Michael Müller beerbt Klaus Wowereit: Wie geht es jetzt weiter für Berlin?

Einst stürzten sie ihn, jetzt verlieren Raed Saleh und Jan Stöß haushoch gegen Michael Müller. Der Stadtentwicklungssenator regiert bald die Hauptstadt – und dürfte weiter mit seinen Rivalen zusammenarbeiten.

Berlins SPD steckt im Nebel. Grau hängt der Dunst am Samstagmorgen über der Parteizentrale, dem sechsstöckigen 60er-Jahre-Zweckbau an der Müllerstraße in Berlin-Wedding. Um 8.30 Uhr nähert sich ein gelber Transporter der Post und hält an der Straßenecke wenige Meter vor dem Eingang zum Kurt-Schumacher-Haus. Der Fahrer öffnet gemeinsam mit dem SPD-Landesgeschäftsführer die verplombten Türen, in dem Fahrzeug steht ein Gitterwagen mit rund 50 gelben Postkisten, ein gutes Dutzend Genossen greift zu und schleppt die Kisten hinein in die Parteizentrale und hinauf in den zweiten Stock, wo zwei Tagungsräume und ein Flur in ein improvisiertes Wahlzentrum verwandelt wurden.
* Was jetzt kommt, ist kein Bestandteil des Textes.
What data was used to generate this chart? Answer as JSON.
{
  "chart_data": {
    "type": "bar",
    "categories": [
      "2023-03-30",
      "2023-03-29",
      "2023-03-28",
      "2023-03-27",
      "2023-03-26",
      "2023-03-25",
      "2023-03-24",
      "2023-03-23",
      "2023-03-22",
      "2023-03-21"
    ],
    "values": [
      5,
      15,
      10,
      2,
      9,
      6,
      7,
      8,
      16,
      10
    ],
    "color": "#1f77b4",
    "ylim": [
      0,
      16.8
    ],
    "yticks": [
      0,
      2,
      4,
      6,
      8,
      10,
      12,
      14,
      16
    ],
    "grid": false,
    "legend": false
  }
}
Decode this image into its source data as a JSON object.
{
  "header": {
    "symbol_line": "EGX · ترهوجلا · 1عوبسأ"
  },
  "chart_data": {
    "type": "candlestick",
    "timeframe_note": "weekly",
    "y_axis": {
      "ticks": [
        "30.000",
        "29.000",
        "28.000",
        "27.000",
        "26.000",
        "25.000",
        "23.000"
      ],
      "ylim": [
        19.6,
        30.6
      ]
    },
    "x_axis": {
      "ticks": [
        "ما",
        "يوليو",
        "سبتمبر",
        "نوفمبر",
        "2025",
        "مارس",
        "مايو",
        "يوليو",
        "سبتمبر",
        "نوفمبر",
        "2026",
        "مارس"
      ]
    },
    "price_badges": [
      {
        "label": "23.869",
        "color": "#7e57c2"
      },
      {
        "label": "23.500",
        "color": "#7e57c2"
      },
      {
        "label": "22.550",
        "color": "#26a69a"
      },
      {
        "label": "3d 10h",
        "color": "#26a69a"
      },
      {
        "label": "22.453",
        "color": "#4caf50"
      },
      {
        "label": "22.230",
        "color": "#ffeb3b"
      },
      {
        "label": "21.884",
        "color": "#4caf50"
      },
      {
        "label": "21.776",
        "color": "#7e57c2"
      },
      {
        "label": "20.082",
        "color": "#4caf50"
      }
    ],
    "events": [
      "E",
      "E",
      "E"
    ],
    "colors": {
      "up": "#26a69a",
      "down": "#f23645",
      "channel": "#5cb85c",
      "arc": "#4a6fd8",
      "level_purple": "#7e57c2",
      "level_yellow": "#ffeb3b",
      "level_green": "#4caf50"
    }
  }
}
Verteilt auf 11136 Wahlbriefe findet sich in den gelben Postkisten die Antwort auf die Frage, die seit der Rücktrittsankündigung von Klaus Wowereit am 26. August weit über die Stadt hinaus diskutiert wird: Wer regiert Berlin? Knapp sechs Stunden später hat sich der Nebel über der Stadt gelichtet – und die rund 60 Wahlhelfer der SPD haben eine Antwort aus den Briefen herausdestilliert: Müller macht’s. Und mit was für einem Ergebnis! 59,1 Prozent der Stimmen entfielen auf den einstigen Partei- und Fraktionschef, der seit 2011 Senator für Stadtentwicklung ist – deutlich mehr, als die meisten Beobachter erwartet hätten.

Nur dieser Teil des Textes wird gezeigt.